David Cole writes:
Marlon’s sober assessment resonated with many people. His piece was reposted on hundreds of websites and online forums. Marlon’s words of wisdom were even immortalized in the 2006 book Of Thee I Speak: A Collection of Patriotic Quotes, Essays, and Speeches, alongside quotes from Abraham Lincoln, John Kennedy, Ronald Reagan, Dwight Eisenhower, and Albert Einstein. (…)
I suppose it’s high time to admit that the author was yours truly. Marlon Mohammed was a crackhead I went to high school with in the early ’80s. He robbed me blind and died in a ditch several years later. I figured he owed me, so I used his name to write a piece that I knew the Times would never accept from a non-Muslim (in those days, I was a semi-regular contributor to the Times, so I knew the editors’ rules quite well). My goal was to break the ice, so to speak.

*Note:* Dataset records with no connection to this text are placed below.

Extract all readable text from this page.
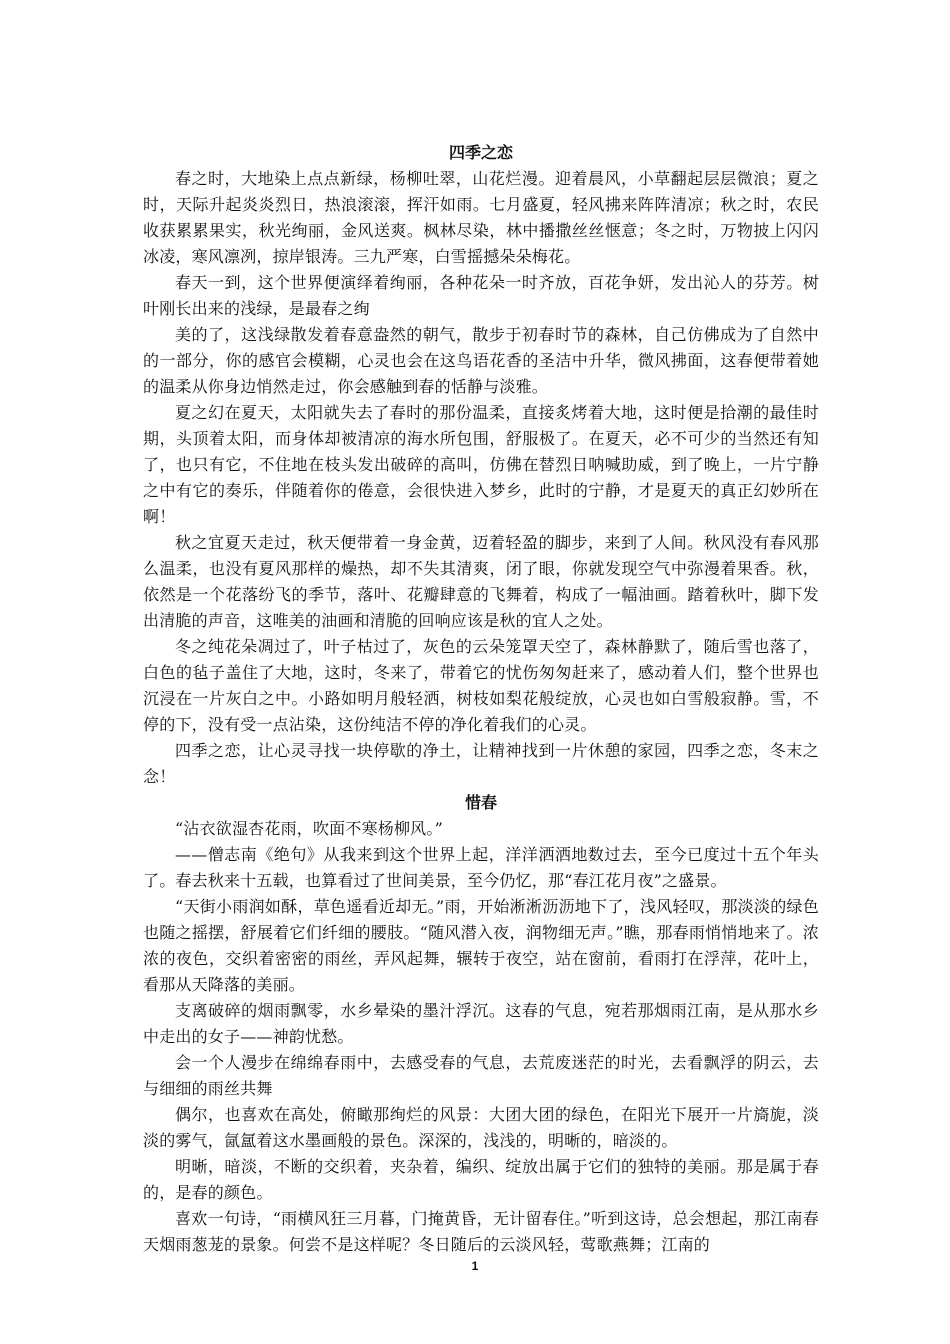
四季之恋

春之时，大地染上点点新绿，杨柳吐翠，山花烂漫。迎着晨风，小草翻起层层微浪；夏之时，天际升起炎炎烈日，热浪滚滚，挥汗如雨。七月盛夏，轻风拂来阵阵清凉；秋之时，农民收获累累果实，秋光绚丽，金风送爽。枫林尽染，林中播撒丝丝惬意；冬之时，万物披上闪闪冰凌，寒风凛冽，掠岸银涛。三九严寒，白雪摇撼朵朵梅花。

春天一到，这个世界便演绎着绚丽，各种花朵一时齐放，百花争妍，发出沁人的芬芳。树叶刚长出来的浅绿，是最春之绚

美的了，这浅绿散发着春意盎然的朝气，散步于初春时节的森林，自己仿佛成为了自然中的一部分，你的感官会模糊，心灵也会在这鸟语花香的圣洁中升华，微风拂面，这春便带着她的温柔从你身边悄然走过，你会感触到春的恬静与淡雅。

夏之幻在夏天，太阳就失去了春时的那份温柔，直接炙烤着大地，这时便是拾潮的最佳时期，头顶着太阳，而身体却被清凉的海水所包围，舒服极了。在夏天，必不可少的当然还有知了，也只有它，不住地在枝头发出破碎的高叫，仿佛在替烈日呐喊助威，到了晚上，一片宁静之中有它的奏乐，伴随着你的倦意，会很快进入梦乡，此时的宁静，才是夏天的真正幻妙所在啊！

秋之宜夏天走过，秋天便带着一身金黄，迈着轻盈的脚步，来到了人间。秋风没有春风那么温柔，也没有夏风那样的燥热，却不失其清爽，闭了眼，你就发现空气中弥漫着果香。秋，依然是一个花落纷飞的季节，落叶、花瓣肆意的飞舞着，构成了一幅油画。踏着秋叶，脚下发出清脆的声音，这唯美的油画和清脆的回响应该是秋的宜人之处。

冬之纯花朵凋过了，叶子枯过了，灰色的云朵笼罩天空了，森林静默了，随后雪也落了，白色的毡子盖住了大地，这时，冬来了，带着它的忧伤匆匆赶来了，感动着人们，整个世界也沉浸在一片灰白之中。小路如明月般轻洒，树枝如梨花般绽放，心灵也如白雪般寂静。雪，不停的下，没有受一点沾染，这份纯洁不停的净化着我们的心灵。

四季之恋，让心灵寻找一块停歇的净土，让精神找到一片休憩的家园，四季之恋，冬末之念！

惜春

“沾衣欲湿杏花雨，吹面不寒杨柳风。”

——僧志南《绝句》从我来到这个世界上起，洋洋洒洒地数过去，至今已度过十五个年头了。春去秋来十五载，也算看过了世间美景，至今仍忆，那“春江花月夜”之盛景。

“天街小雨润如酥，草色遥看近却无。”雨，开始淅淅沥沥地下了，浅风轻叹，那淡淡的绿色也随之摇摆，舒展着它们纤细的腰肢。“随风潜入夜，润物细无声。”瞧，那春雨悄悄地来了。浓浓的夜色，交织着密密的雨丝，弄风起舞，辗转于夜空，站在窗前，看雨打在浮萍，花叶上，看那从天降落的美丽。

支离破碎的烟雨飘零，水乡晕染的墨汁浮沉。这春的气息，宛若那烟雨江南，是从那水乡中走出的女子——神韵忧愁。

会一个人漫步在绵绵春雨中，去感受春的气息，去荒废迷茫的时光，去看飘浮的阴云，去与细细的雨丝共舞

偶尔，也喜欢在高处，俯瞰那绚烂的风景：大团大团的绿色，在阳光下展开一片旖旎，淡淡的雾气，氤氲着这水墨画般的景色。深深的，浅浅的，明晰的，暗淡的。

明晰，暗淡，不断的交织着，夹杂着，编织、绽放出属于它们的独特的美丽。那是属于春的，是春的颜色。

喜欢一句诗，“雨横风狂三月暮，门掩黄昏，无计留春住。”听到这诗，总会想起，那江南春天烟雨葱茏的景象。何尝不是这样呢？冬日随后的云淡风轻，莺歌燕舞；江南的

1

Perhaps American Muslims were just waiting for one of their own to say what needed to be said. Maybe a piece in the Times would open the floodgates, at least a little.
“Marlon’s” op-ed was so popular, the Times ran another one in April ’02. However, if my objective had been to make it easier for Muslims to express self-criticism, I failed. The innumerable “fan” emails the Times forwarded to me (and the one it published in the paper) were all from non-Muslims thanking “Marlon” for speaking common sense. None were from Muslims thanking him for articulating their views.
If there is a “silent majority” of Muslims who reject self-pity in favor of self-examination, they stayed pretty damn silent after my op-ed.